Macky Sall négocie-t-il le dernier virage de son départ du pouvoir, pour rendre une copie propre, lustrer son image ? Ou chercherait-il à amadouer son monde pour obtenir, en retour, une certaine quiétude pour gagner des jours, des semaines, des mois de rabiot, à la tête du pays ? Cette dernière accusation que lui collent ses détracteurs peut être audible, d’autant qu’on n’est véritablement pas très habitué à voir un chef d’Etat, à moins de deux mois du terme de son magistère, poser d’aussi grands actes qui pourraient déterminer l’action de son futur successeur. Pacifier le climat politique et social a-t-on dit ? On peut être surpris de cet alibi. En effet, jamais le Sénégal n’a vécu aussi paisiblement, durant les douze années de règne de Macky Sall, qu’entre le 28 juillet 2023 et le 3 février 2024, c’est-à-dire depuis l’emprisonnement de Ousmane Sonko et de ses lieutenants et autres affidés. Si des manifestations violentes ont été enregistrées le 9 février 2024, occasionnant des morts et des dégâts, c’est justement parce que la campagne électorale, qui devait s’ouvrir le 3 février 2024, avait été interrompue d’autorité, après d’ailleurs que les candidats avaient déjà fini d’enregistrer leurs «temps d’antenne» à la télévision, sous la supervision du Conseil national de régulation de l’audiovisuel (Cnra). C’est ce qui fait l’autre absurdité de la démarche, comme le soulignait un journaliste français, comment expliquer la libération de fauteurs de troubles, justement au moment où des troubles ont éclaté ?

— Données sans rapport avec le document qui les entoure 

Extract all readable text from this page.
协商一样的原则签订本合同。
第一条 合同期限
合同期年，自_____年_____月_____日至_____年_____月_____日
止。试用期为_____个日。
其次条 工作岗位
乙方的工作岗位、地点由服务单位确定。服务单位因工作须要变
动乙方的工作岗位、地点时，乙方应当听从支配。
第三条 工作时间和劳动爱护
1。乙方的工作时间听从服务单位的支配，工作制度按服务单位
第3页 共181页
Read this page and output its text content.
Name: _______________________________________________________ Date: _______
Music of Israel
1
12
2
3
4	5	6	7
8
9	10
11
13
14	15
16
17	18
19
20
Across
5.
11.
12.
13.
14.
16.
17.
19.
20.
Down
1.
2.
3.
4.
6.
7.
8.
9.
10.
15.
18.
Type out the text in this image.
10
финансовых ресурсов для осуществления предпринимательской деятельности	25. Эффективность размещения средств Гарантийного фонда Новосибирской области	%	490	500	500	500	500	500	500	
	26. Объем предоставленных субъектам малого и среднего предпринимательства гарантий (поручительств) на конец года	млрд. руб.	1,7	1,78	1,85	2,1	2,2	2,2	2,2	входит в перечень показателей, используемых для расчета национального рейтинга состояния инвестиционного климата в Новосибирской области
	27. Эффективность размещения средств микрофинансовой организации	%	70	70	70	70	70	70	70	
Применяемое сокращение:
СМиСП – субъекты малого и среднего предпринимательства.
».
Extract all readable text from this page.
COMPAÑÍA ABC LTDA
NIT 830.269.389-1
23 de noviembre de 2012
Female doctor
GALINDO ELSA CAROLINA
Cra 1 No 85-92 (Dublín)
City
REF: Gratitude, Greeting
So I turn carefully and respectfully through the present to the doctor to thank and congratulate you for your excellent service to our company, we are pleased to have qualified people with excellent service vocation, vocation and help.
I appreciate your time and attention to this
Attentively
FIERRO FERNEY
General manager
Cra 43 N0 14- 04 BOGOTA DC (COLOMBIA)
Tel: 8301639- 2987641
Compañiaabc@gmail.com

Sonko a sans doute le droit de devenir meilleur
La mort, le 9 février 2024, de Robert Badinter, emblématique ministre de la Justice de la République française, nous a permis de relire Victor Hugo dans le texte. Me Badinter aimait rappeler la belle parole de Hugo qui disait : «Le droit qu’on ne peut retirer à personne, c’est le droit de devenir meilleur.» En effet, ce droit, on peut le concéder à Ousmane Sonko et assurément à tout autre prisonnier. Le principe du pardon et de la réinsertion sociale a cours dans toutes les sociétés humaines, dans tous les systèmes politiques ou judiciaires. C’est même une longue tradition au Sénégal, encore que notre pays se distingue, pour avoir toujours aidé au retour de la paix civile et politique dans différentes parties du monde. Seulement, il y a une maldonne dans le cas d’espèce. C’est l’absence de repentance, de contrition ou d’absence de regrets ou d’expiation des fautes et torts.
Un moindre repentir, même du bout des lèvres, serait-ce trop demander ? Quelle amende honorable et quelle garantie de ne pas retomber dans la récidive pourrait-on espérer, en amnistiant un prisonnier qui n’a rien demandé, encore moins qui n’a jamais reconnu ses forfaits ? On a déjà vu la semaine dernière, des personnes sortir triomphalement de prison à Dakar et à Ziguinchor, avec le sentiment d’avoir gagné une bataille et, dans une logique de défiance ou de toute-puissance, pour se permettre, face caméra, de réitérer les propos ou les menaces de commettre à nouveau les actes qui les avaient conduites en prison. La foule qui a les accueillies à la porte de la prison a fait, de ces personnes élargies, des héros. S’imagine-t-on, le jour de sa libération, que Ousmane Sonko, à la tête de ses troupes, décide de se diriger vers le Palais présidentiel pour l’investir et s’y installer comme il l’a toujours préconisé du reste ? On peut bien se dire que les forces publiques ne le laisseraient pas faire et qu’un carnage s’en suivrait fatalement. Le pays est en situation de grave péril ! Si l’on peut nourrir légitimement de telles appréhensions, c’est simplement parce qu’œuvre de justice n’a pas été faite. Dans sa lettre du 16 avril 1963 aux pasteurs de Birmingham (Géorgie), Martin Luther King Jr fustigeait le choix de «préférer une paix négative qui est l’absence de tension à une paix positive qui est la présence de la justice».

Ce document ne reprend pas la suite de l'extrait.